Nilay’s ceramics are created through hand-building techniques, which allows her to add minute details and textures. After her initial carving, she will begin carving the internal part of the clay to make it hollow, then connect both halves together to create a bust. Once bisque fired, Nilay will decide which glazes to use, occasionally wiping away some glaze to make a piece look more worn and antique.


You might notice common themes in Nilay’s ceramics, specifically with her clay busts. Most of Nilay’s sculptures are designed to reflect the traditions of cultures that inspire her. Of her greatest influences, she credits her international travels to places like South Africa, and Thailand. Though most recently Nilay has become fascinated with Native American culture, creating new sculptures reflecting Native American traditional dress. The majority of her subject matter is based on the native women of these countries.  
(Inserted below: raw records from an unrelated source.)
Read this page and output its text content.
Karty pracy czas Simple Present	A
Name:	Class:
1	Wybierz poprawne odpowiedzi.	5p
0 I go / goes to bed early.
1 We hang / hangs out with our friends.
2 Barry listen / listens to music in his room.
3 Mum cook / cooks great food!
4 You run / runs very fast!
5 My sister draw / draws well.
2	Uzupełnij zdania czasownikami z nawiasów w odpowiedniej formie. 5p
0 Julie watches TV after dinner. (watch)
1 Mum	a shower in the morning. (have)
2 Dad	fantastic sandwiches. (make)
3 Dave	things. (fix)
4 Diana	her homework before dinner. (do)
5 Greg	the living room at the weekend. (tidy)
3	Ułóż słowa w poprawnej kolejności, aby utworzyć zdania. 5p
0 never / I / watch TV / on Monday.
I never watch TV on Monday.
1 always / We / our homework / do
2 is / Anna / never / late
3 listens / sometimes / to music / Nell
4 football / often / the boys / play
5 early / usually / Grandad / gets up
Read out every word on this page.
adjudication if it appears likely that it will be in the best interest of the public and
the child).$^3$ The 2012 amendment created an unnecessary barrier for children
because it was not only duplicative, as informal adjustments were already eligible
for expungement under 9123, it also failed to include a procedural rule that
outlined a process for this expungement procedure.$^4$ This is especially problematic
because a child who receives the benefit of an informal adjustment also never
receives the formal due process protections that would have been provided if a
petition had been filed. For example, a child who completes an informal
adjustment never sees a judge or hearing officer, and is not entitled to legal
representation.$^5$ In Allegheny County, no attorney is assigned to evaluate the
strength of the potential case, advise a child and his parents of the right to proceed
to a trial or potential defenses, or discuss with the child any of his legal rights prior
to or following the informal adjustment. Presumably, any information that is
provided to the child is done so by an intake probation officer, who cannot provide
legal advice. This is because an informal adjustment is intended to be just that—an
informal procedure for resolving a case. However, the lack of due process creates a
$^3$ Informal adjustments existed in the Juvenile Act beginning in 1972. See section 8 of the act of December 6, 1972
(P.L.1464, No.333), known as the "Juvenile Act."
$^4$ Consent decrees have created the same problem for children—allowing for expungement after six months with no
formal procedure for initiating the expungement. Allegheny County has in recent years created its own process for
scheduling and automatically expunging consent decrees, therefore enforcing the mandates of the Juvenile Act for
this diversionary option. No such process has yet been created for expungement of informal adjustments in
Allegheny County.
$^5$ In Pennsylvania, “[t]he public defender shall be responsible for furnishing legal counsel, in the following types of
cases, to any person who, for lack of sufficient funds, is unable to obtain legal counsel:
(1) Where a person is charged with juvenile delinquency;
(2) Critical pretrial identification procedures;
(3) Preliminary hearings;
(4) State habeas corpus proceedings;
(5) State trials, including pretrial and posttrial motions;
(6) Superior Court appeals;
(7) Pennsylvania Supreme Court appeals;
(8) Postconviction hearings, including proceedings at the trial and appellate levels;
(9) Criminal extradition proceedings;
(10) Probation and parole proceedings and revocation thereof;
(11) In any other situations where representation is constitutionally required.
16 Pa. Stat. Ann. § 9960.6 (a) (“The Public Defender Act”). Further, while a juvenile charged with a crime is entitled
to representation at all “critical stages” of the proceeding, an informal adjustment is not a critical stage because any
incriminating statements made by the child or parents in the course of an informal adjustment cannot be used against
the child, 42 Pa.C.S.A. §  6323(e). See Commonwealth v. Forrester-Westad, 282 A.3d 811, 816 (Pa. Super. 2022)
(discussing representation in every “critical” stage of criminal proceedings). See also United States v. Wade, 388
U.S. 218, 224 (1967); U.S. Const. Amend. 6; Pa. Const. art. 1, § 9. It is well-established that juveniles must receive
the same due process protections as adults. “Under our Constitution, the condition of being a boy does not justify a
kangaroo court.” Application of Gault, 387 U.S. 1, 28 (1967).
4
Most recently Nilay has been working on a sculpture designed to personify the story of Daphne and Apollo, from ancient Greek mythology. “She was inspired to make this statue after she was walking and saw a tree that looked like Apollo’s Daphne” says Erkan. The sculpture depicts Daphne with a piece of driftwood emerging from her head.


For her next project, Nilay hopes to partner with friends in Toronto, Turkey, and Germany to create an exhibition about women of the world. And like her animated personality, we anticipate these pieces will be just as colorful.